Education: the pupil premium

The pupil premium is now a major plank of government education policy. Both parties that formed the 2010 Coalition Government adopted Le Grand’s idea in their manifestos. This premium is now attached to children from low-income backgrounds and looked-after children.

Health: patient choice and hospital competition

This research was directly instrumental in Le Grand's appointment as senior policy adviser to Prime Minister Tony Blair at No 10 Downing Street from 2003 to 2005, where a number of his policy ideas were put into practice under the Labour Government.

The Coalition Government developed some of these reforms culminating in the Health and Social Care Act of 2012.  As the legislation was progressing through Parliament, research by Le Grand and Dr Zack Cooper was used in the debate as evidence, leading to significant changes to government proposals, most notably the dropping of price competition.

Many foreign governments and agencies have also requested advice from Le Grand on public services reform. The Regional Government of Lombardy (Milan), which has introduced elements of competition in health care and education, awarded Le Grand the Eupolis Prize for Public Policy.

Social Work Practices

Le Grand’s ideas about setting up social work practices led to the then Department for Education and Skills inviting Le Grand to chair the Working Group on Social Work Practices.

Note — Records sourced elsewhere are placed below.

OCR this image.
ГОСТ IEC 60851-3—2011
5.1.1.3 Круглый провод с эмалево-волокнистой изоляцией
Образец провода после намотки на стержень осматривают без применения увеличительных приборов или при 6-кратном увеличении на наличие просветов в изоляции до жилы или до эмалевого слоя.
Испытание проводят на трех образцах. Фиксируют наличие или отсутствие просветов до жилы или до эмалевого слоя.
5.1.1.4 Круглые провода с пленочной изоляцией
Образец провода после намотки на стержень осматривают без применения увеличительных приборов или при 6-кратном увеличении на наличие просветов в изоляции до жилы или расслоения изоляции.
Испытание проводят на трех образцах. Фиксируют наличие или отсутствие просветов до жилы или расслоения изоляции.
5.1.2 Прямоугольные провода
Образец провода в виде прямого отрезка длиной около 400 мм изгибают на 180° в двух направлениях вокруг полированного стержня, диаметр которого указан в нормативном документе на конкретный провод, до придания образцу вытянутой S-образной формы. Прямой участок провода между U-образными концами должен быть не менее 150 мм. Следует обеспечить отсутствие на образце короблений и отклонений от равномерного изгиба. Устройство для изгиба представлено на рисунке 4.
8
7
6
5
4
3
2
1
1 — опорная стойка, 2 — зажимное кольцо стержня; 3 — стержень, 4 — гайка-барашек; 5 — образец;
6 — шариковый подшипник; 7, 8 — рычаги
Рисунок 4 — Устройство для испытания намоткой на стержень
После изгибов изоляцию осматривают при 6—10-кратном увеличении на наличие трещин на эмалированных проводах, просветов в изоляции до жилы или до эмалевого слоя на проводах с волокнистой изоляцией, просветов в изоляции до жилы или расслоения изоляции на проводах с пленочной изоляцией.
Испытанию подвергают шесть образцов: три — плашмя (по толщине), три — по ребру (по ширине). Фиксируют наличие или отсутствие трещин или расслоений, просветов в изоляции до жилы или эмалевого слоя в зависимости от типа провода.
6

Its 2007 recommendations were accepted in their entirety by the Labour Government, and pilot Social Work Practices were established in 2008 for children's services.

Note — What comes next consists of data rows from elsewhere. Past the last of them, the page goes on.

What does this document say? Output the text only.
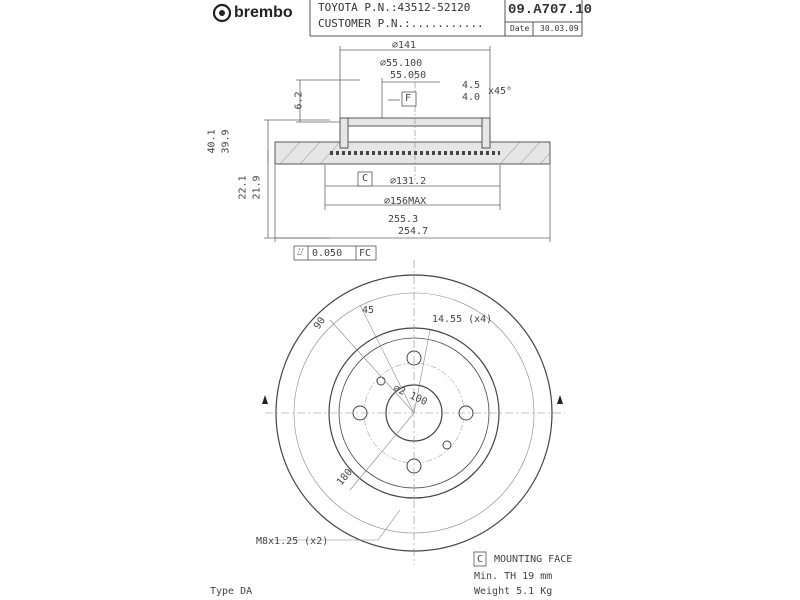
brembo TOYOTA P.N.:43512-52120
CUSTOMER P.N.:...........
09.A707.10
Date 30.03.09
⌀141
⌀55.100
55.050
4.5
4.0
x45°
F
6.2
40.1 39.9
22.1 21.9	C ⌀131.2
⌀156MAX
255.3
254.7
⌰ 0.050 FC
14.55 (x4)
90
45
⌀2 100
180
M8x1.25 (x2)
C MOUNTING FACE
Min. TH 19 mm
Weight 5.1 Kg
Type DA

The subsequent Coalition Government expanded the Social Work Practices programme into adult social care and increased the number of children's Social Work Practices. Le Grand was invited to chair the Cabinet Office’s Mutuals Taskforce to extend some of the ideas into other areas of the public sector. In their first year, Social Work Practices reduced placement change rates for children, and carers were more likely than those looking after local authority children to feel better supported.

A change to legislation allowed local authorities who were already using external providers to continue to do so, and gave all local authorities greater flexibility around how to look after children in their care. The success of the Social Worker Practices was highlighted in the 2011 report by LSE Professor Eileen Munro, which led to a radical overhaul in child protection services in England.